Another important and unanswered question is whether antepartum fetal surveillance identifies fetal asphyxia early enough to prevent brain damage. Todd and coworkers (1992) attempted to correlate cognitive development in infants up to age 2 years following either abnormal umbilical artery Doppler velocimetry or nonstress test results. Only abnormal nonstress tests were associated with marginally poorer cognitive outcomes. These investigators concluded that by the time fetal compromise is diagnosed with antenatal testing, fetal damage has already been sustained. Low and colleagues (2003) reached a similar conclusion in their study of 36 preterm infants delivered based on antepartum test results. Manning and coworkers (1998) studied the incidence of cerebral palsy in 26,290 high-risk pregnancies managed with serial biophysical profile testing. These outcomes were compared with those of 58,657 low-risk pregnancies in which antepartum testing was not performed. The rate of cerebral palsy was 1.3 per 1000 in tested pregnancies compared with 4.7 per 1000 in untested women.

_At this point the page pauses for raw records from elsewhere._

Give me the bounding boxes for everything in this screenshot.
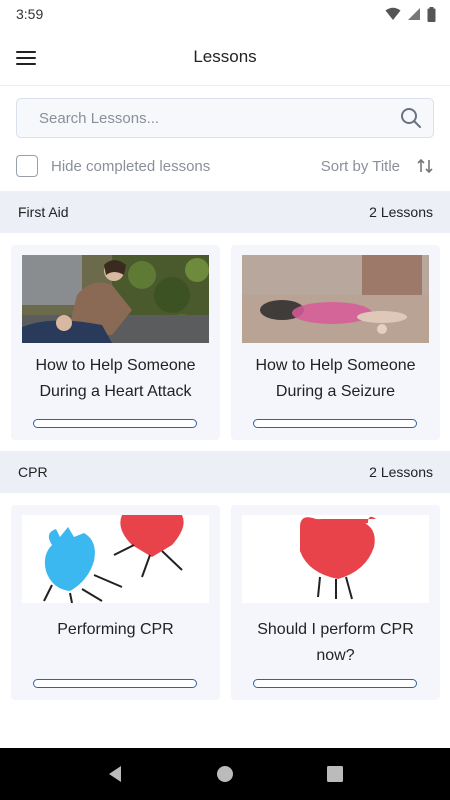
lesson-progress-bar xyxy=(33,679,197,688)
section-title: First Aid xyxy=(18,204,69,220)
section-count: 2 Lessons xyxy=(369,204,433,220)
hide-completed-checkbox[interactable] xyxy=(16,155,38,177)
lesson-image-seizure xyxy=(242,255,429,343)
menu-icon[interactable] xyxy=(16,44,44,72)
status-time: 3:59 xyxy=(16,6,44,22)
status-bar: 3:59 xyxy=(0,0,450,28)
lesson-card-seizure[interactable]: How to Help Someone During a Seizure xyxy=(231,245,440,440)
lesson-title: Should I perform CPR now? xyxy=(257,621,414,664)
home-icon[interactable] xyxy=(210,759,240,789)
lesson-image-heart-attack xyxy=(22,255,209,343)
sort-arrows-icon xyxy=(417,158,433,174)
section-header-first-aid: First Aid 2 Lessons xyxy=(0,191,450,233)
lesson-progress-bar xyxy=(253,419,417,428)
lesson-progress-bar xyxy=(253,679,417,688)
status-icons xyxy=(385,6,436,22)
lesson-card-performing-cpr[interactable]: Performing CPR xyxy=(11,505,220,700)
system-nav-bar xyxy=(0,748,450,800)
app-bar: Lessons xyxy=(0,28,450,86)
search-icon[interactable] xyxy=(399,106,423,130)
section-count: 2 Lessons xyxy=(369,464,433,480)
sort-label: Sort by Title xyxy=(320,157,400,175)
wifi-icon xyxy=(385,7,401,20)
filter-row: Hide completed lessons Sort by Title xyxy=(16,152,434,180)
page-title: Lessons xyxy=(193,46,257,66)
battery-icon xyxy=(427,6,436,22)
section-title: CPR xyxy=(18,464,48,480)
lesson-title: How to Help Someone During a Heart Attac… xyxy=(35,357,196,400)
sort-button[interactable]: Sort by Title xyxy=(321,157,434,175)
hide-completed-label: Hide completed lessons xyxy=(51,157,211,175)
section-header-cpr: CPR 2 Lessons xyxy=(0,451,450,493)
lesson-title: How to Help Someone During a Seizure xyxy=(255,357,416,400)
lesson-title: Performing CPR xyxy=(57,621,174,638)
search-input[interactable] xyxy=(39,109,399,127)
lesson-progress-bar xyxy=(33,419,197,428)
lesson-card-heart-attack[interactable]: How to Help Someone During a Heart Attac… xyxy=(11,245,220,440)
back-icon[interactable] xyxy=(100,759,130,789)
cell-signal-icon xyxy=(408,8,420,20)
search-bar xyxy=(16,98,434,138)
lesson-image-performing-cpr xyxy=(22,515,209,603)
lesson-image-should-i-perform-cpr xyxy=(242,515,429,603)
lesson-card-should-i-perform-cpr[interactable]: Should I perform CPR now? xyxy=(231,505,440,700)
recents-icon[interactable] xyxy=(320,759,350,789)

Antenatal forecasts of fetal health have clearly been the focus of intense interest for four decades. When such testing is reviewed, several themes emerge:

1. Methods of fetal forecasting have evolved continually, a phenomenon that at least suggests dissatisfaction with the precision or efficacy of any given method.

2. The fetal biophysical performance is characterized by wide ranges of normal biological variation, resulting in difficulty determining when such performance should be considered abnormal. How many movements, respirations, or accelerations? In what time period? Unable to easily quantify normal fetal biophysical performance, most investigators have resorted to somewhat arbitrary answers to such questions.

3. Despite the invention of increasingly complex testing methods, abnormal results are seldom reliable, prompting many clinicians to use antenatal testing to forecast fetal wellness rather than illness.